The Day After...
*You caught me, this was taken from my old blog. But I love this one....*
I am so happy to be able to write this blog from the comfort of my own sofa, with my son asleep next to me in his moses basket, with the golf on, while my wife rests in bed after the toughest 4 days of our lives. I know this has been a highly anticipated blog and I hope it lives up to everyones expectations!
So if I did a whole blow by blow account of whats gone on since my last blog, I would be writing a novel. So long story short, my wife began early labour on Wednesday. She spent all of Wednesday night, Thursday day, Thursday night and Friday day in labour (applause here). Then after all of that hard work she put in and pain she suffered through, only getting 5 hours sleep over 3 nights, our son was back to back. So she ended up having to have a caesarean section on Friday late evening. So at 7:45pm on Friday 20th April, our son, Rory Sebastian Davies was born. By far the best days of our lives (apart from all of the pain and suffering my wife had to go through). My wife then spent a further 2 nights in hospital, and we arrived home today. So that is the very very quick version of how our son was born.
One thing I did want to put into this blog was how amazing my wife is. She managed to deal with all that pain, all that suffering and still stayed calm, relaxed, patient and happy. We had 7 different midwives over the few days (may have been more but I met 7), and they all said that she is so calm and relaxed and they have never seen anybody who was 9cm dilated for 5 hours be so relaxed. She had senior doctors coming in to examine her, who at first glance, didn't even think she was in labour as she was so relaxed. So a massive massive thank you goes out to her who has looked after our son for 9 months and been so incredible over the last few days.
Now, the dad bit, the bits that nobody will ever prepare you for, the bits that nobody actually tells you about. These are the bits I have found the toughest over the past few days and I am sure that there are dads out there who will agree or dads out there who will appreciate the advice.

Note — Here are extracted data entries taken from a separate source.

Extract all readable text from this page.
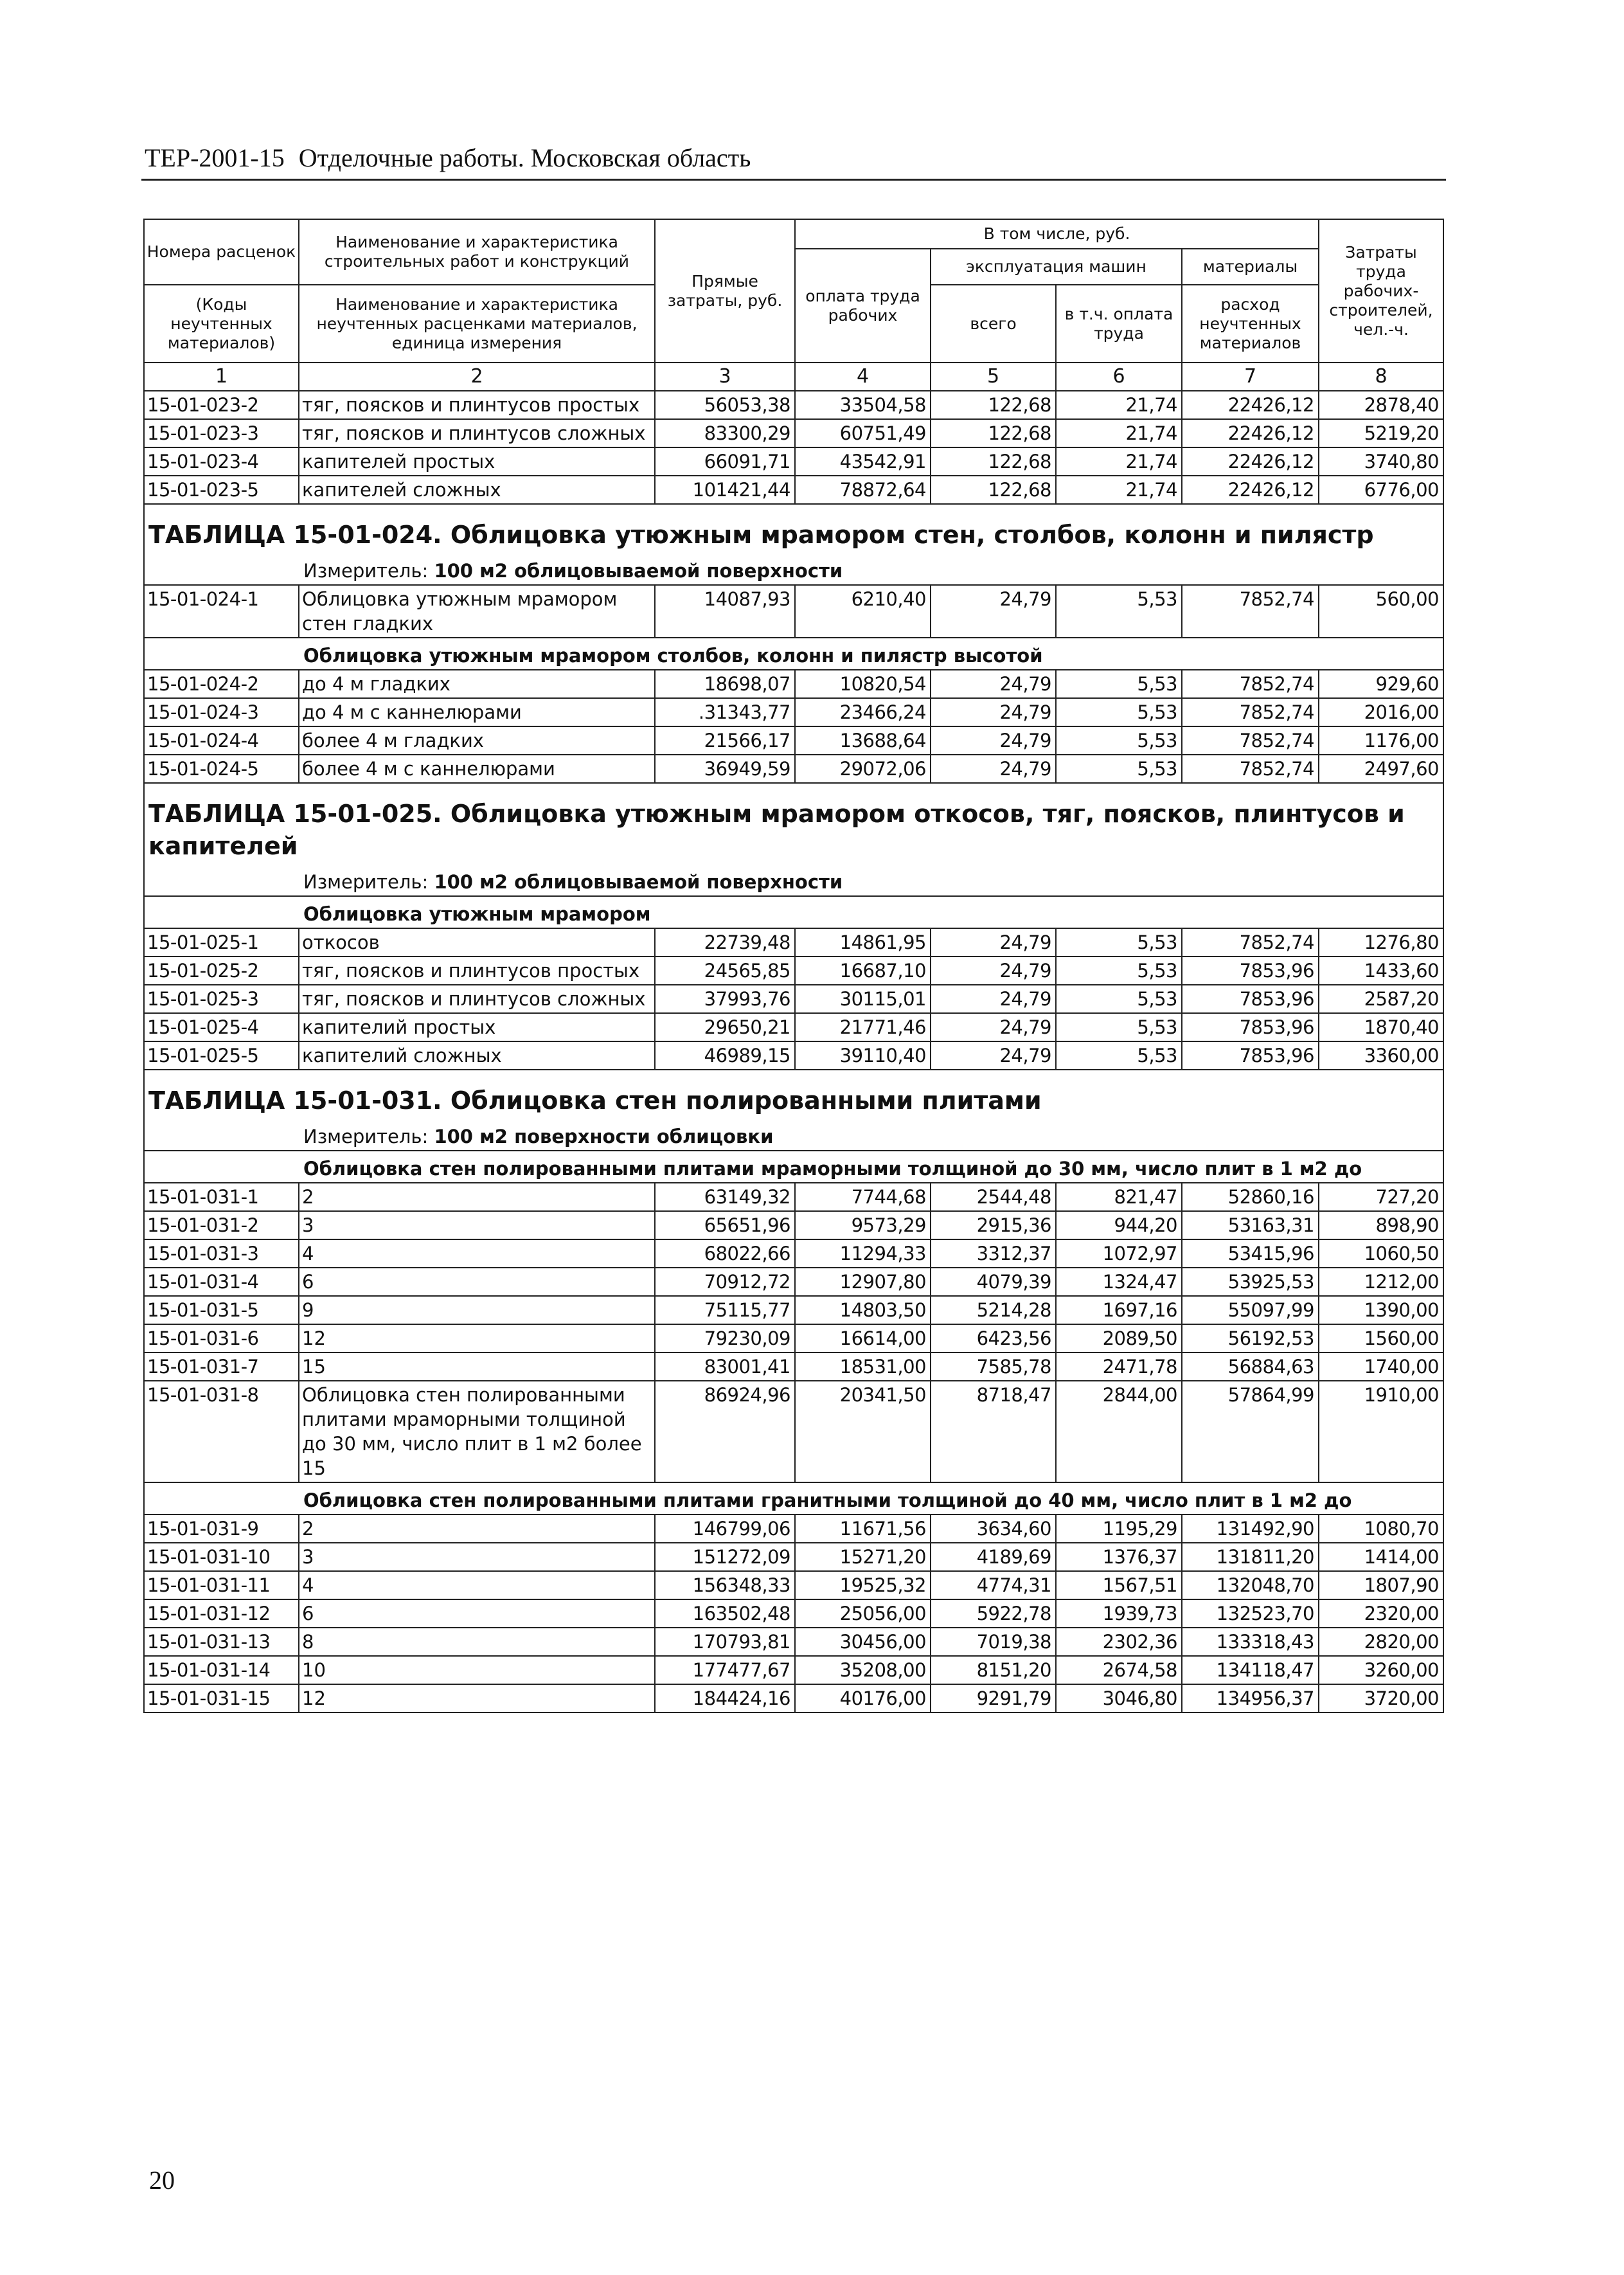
ТЕР-2001-15 Отделочные работы. Московская область
Номера расценок	Наименование и характеристика строительных работ и конструкций	Прямые затраты, руб.	В том числе, руб.				Затраты труда рабочих-строителей, чел.-ч.
			оплата труда рабочих	эксплуатация машин		материалы	
(Коды неучтенных материалов)	Наименование и характеристика неучтенных расценками материалов, единица измерения			всего	в т.ч. оплата труда	расход неучтенных материалов	
1	2	3	4	5	6	7	8
15-01-023-2	тяг, поясков и плинтусов простых	56053,38	33504,58	122,68	21,74	22426,12	2878,40
15-01-023-3	тяг, поясков и плинтусов сложных	83300,29	60751,49	122,68	21,74	22426,12	5219,20
15-01-023-4	капителей простых	66091,71	43542,91	122,68	21,74	22426,12	3740,80
15-01-023-5	капителей сложных	101421,44	78872,64	122,68	21,74	22426,12	6776,00
ТАБЛИЦА 15-01-024. Облицовка утюжным мрамором стен, столбов, колонн и пилястр							
Измеритель: 100 м2 облицовываемой поверхности							
15-01-024-1	Облицовка утюжным мрамором стен гладких	14087,93	6210,40	24,79	5,53	7852,74	560,00
Облицовка утюжным мрамором столбов, колонн и пилястр высотой							
15-01-024-2	до 4 м гладких	18698,07	10820,54	24,79	5,53	7852,74	929,60
15-01-024-3	до 4 м с каннелюрами	.31343,77	23466,24	24,79	5,53	7852,74	2016,00
15-01-024-4	более 4 м гладких	21566,17	13688,64	24,79	5,53	7852,74	1176,00
15-01-024-5	более 4 м с каннелюрами	36949,59	29072,06	24,79	5,53	7852,74	2497,60
ТАБЛИЦА 15-01-025. Облицовка утюжным мрамором откосов, тяг, поясков, плинтусов и капителей							
Измеритель: 100 м2 облицовываемой поверхности							
Облицовка утюжным мрамором							
15-01-025-1	откосов	22739,48	14861,95	24,79	5,53	7852,74	1276,80
15-01-025-2	тяг, поясков и плинтусов простых	24565,85	16687,10	24,79	5,53	7853,96	1433,60
15-01-025-3	тяг, поясков и плинтусов сложных	37993,76	30115,01	24,79	5,53	7853,96	2587,20
15-01-025-4	капителий простых	29650,21	21771,46	24,79	5,53	7853,96	1870,40
15-01-025-5	капителий сложных	46989,15	39110,40	24,79	5,53	7853,96	3360,00
ТАБЛИЦА 15-01-031. Облицовка стен полированными плитами							
Измеритель: 100 м2 поверхности облицовки							
Облицовка стен полированными плитами мраморными толщиной до 30 мм, число плит в 1 м2 до							
15-01-031-1	2	63149,32	7744,68	2544,48	821,47	52860,16	727,20
15-01-031-2	3	65651,96	9573,29	2915,36	944,20	53163,31	898,90
15-01-031-3	4	68022,66	11294,33	3312,37	1072,97	53415,96	1060,50
15-01-031-4	6	70912,72	12907,80	4079,39	1324,47	53925,53	1212,00
15-01-031-5	9	75115,77	14803,50	5214,28	1697,16	55097,99	1390,00
15-01-031-6	12	79230,09	16614,00	6423,56	2089,50	56192,53	1560,00
15-01-031-7	15	83001,41	18531,00	7585,78	2471,78	56884,63	1740,00
15-01-031-8	Облицовка стен полированными плитами мраморными толщиной до 30 мм, число плит в 1 м2 более 15	86924,96	20341,50	8718,47	2844,00	57864,99	1910,00
Облицовка стен полированными плитами гранитными толщиной до 40 мм, число плит в 1 м2 до							
15-01-031-9	2	146799,06	11671,56	3634,60	1195,29	131492,90	1080,70
15-01-031-10	3	151272,09	15271,20	4189,69	1376,37	131811,20	1414,00
15-01-031-11	4	156348,33	19525,32	4774,31	1567,51	132048,70	1807,90
15-01-031-12	6	163502,48	25056,00	5922,78	1939,73	132523,70	2320,00
15-01-031-13	8	170793,81	30456,00	7019,38	2302,36	133318,43	2820,00
15-01-031-14	10	177477,67	35208,00	8151,20	2674,58	134118,47	3260,00
15-01-031-15	12	184424,16	40176,00	9291,79	3046,80	134956,37	3720,00
20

Speak up - many of you will be thinking "its not my job to tell the midwives or doctors what my wife wants or needs, or tell my wife what she needs" but you have to. You have to be able to stand up and tell them what your wife needs in her time of need. Don't be scared to ask questions or speak your mind, you have the right to know whats going on. You have to remember you are the dad, and as clueless as I may have been before this week, I quickly learnt about it all as I wanted to make sure my wife and son were ok. So first bit of advice future dads, stand up for your family and make sure you are confident to tell them when your wife wants or needs.
Labour - now this for us was quite a different experience for most as it lasted so long, but whatever labour your partner has, you MUST be as positive as you can. It doesn't matter how frustrated, how fed up, how tired you get. Your wife is going through more, your wife is the one in discomfort and pain so you have to put all of your own problems aside and step up to the mark. I would like to think I did this, but my wife may tell you differently. But you can make labour a much better and easier experience by just being a positive and supportive partner.
Pain - this is the hardest thing you will have to deal with, seeing your partner in a world of pain that you cannot help with. I know people tell you about this bit, but I promise you, nobody will ever be able to prepare you for it. Along with all this, I had to spend a short space of time (felt like eternity), outside theatre where they were doing the c-section while they got my wife ready. You will cry, you will call your mum and you will sit in a dark room when your alone, trying to forget or figure out a way to help her, but there is no way unfortunately. Now that all sounds very horrible and stressful, but I wanted to be honest.
Now with all that in mind, you forget it all the minute they put your new born baby in your arms. Friday feels an eternity ago already, because we have our amazing son who is our little miracle. He is home, he is fine and he is amazing.
This blog may not be what you were all expecting, but as you can imagine, the past 5 days have been a real rollercoaster and I don't think it has all fully processed just yet. I have already changed 6 nappies, 4 outfits and been sprayed by the human fountain, but it still hasn't fully sunk in what has happened. So expect another blog later in the week with more information about all this. Until then, I am going to enjoy spending time with my wife and my son and build up many memories and stories to share with you all.